2. Making sure subordinates are fully informed as to the objective(s) and buy into them. This often involves a discussion of “why”, “how” and “target numbers”. Give them the parameters of action that can – and can’t – be taken; budgetary limits on spending and any other broad guidelines. Communicate clear and concise expectations of results.
3. Monitoring progress – but not hovering. Let staff do their thing… your monitoring is to prevent disaster, not minor mistakes or errors. “Doing things their own way” may well result in minor errors or mistakes. Make any mistake or error a learning process; risk-taking is inherent in the pursuit of success. Remember – “You can’t make an omelet without breaking a few eggs!”
4. Measuring progress regularly. Benchmark progress against targets, and charge staff with developing plans to address shortfalls or to capitalize on above-target results. Guide their problem solving…but don’t do it for them.

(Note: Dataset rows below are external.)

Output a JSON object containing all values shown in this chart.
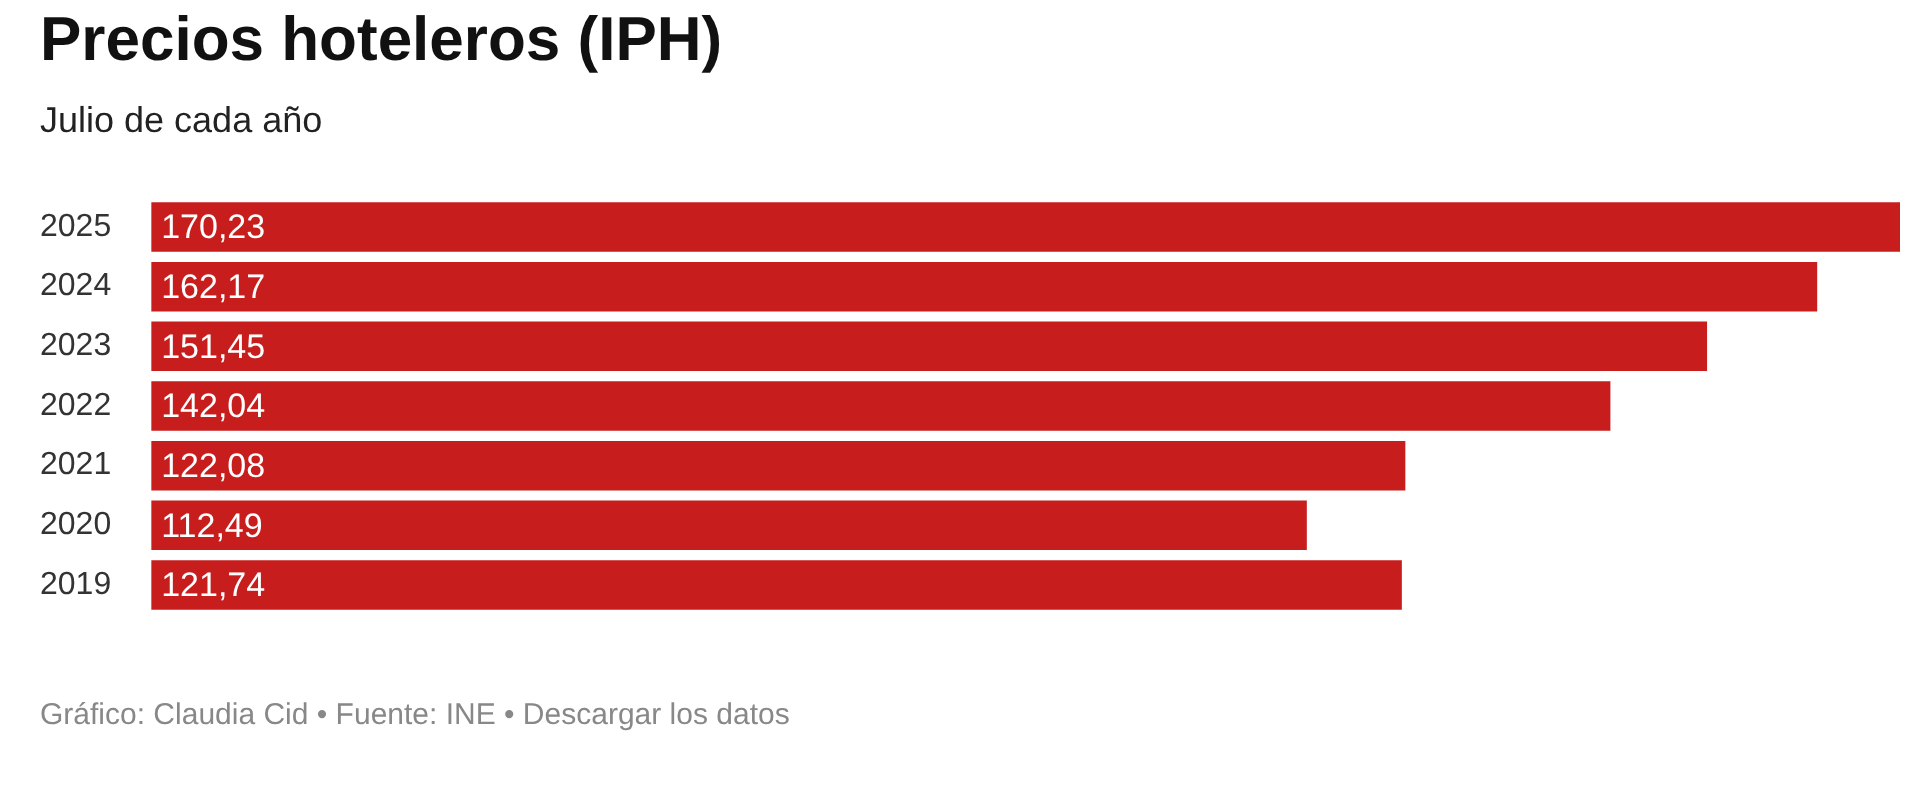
{
  "chart_data": {
    "type": "bar",
    "orientation": "horizontal",
    "title": "Precios hoteleros (IPH)",
    "subtitle": "Julio de cada año",
    "categories": [
      "2025",
      "2024",
      "2023",
      "2022",
      "2021",
      "2020",
      "2019"
    ],
    "values": [
      170.23,
      162.17,
      151.45,
      142.04,
      122.08,
      112.49,
      121.74
    ],
    "value_labels": [
      "170,23",
      "162,17",
      "151,45",
      "142,04",
      "122,08",
      "112,49",
      "121,74"
    ],
    "color": "#c71e1d",
    "tick_labels": "y",
    "annotations": [
      "Gráfico: Claudia Cid • Fuente: INE • Descargar los datos"
    ]
  }
}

5. Making sure every team member “sweats the small stuff”. One of John Wooden’s maxims for success is, “It’s the little details that are vital. Little things make big things happen”. Every team member needs to acknowledge that each and every task or action needs to be on-target, on-time and error-free. Sloppy execution is a sign of sloppy management. Sloppy management is a sign of poor leadership.
6. Recognizing and rewarding performance…publicly. People like to be winners. The incremental achievement of targeted objectives determines who the winners are; it is the job of leadership to recognize and reward those individuals and teams. Create programs and mechanisms to regularly and publicly recognize those who achieve and set the standard for others.
OK… six components of effective leadership. Rate yourself on a 1-5 scale for each:
One or two points – I haven’t a clue where to begin
Three points – I am progressing but I have a ways to go
Four points – I am doing well!! Now it’s time to fine-tune
Five points – Ain’t no such thing as a five… always room to improve.. give yourself a 4.7 or 4.8
Now – add up your points – maximum of 30 possible (6 x 5). Anything less than a twenty means you have your work cut out for yourself. Twenty-five or better – congratulations – Drucker would be proud of you. But don’t rest… keeping it going requires constant attention. Good luck!!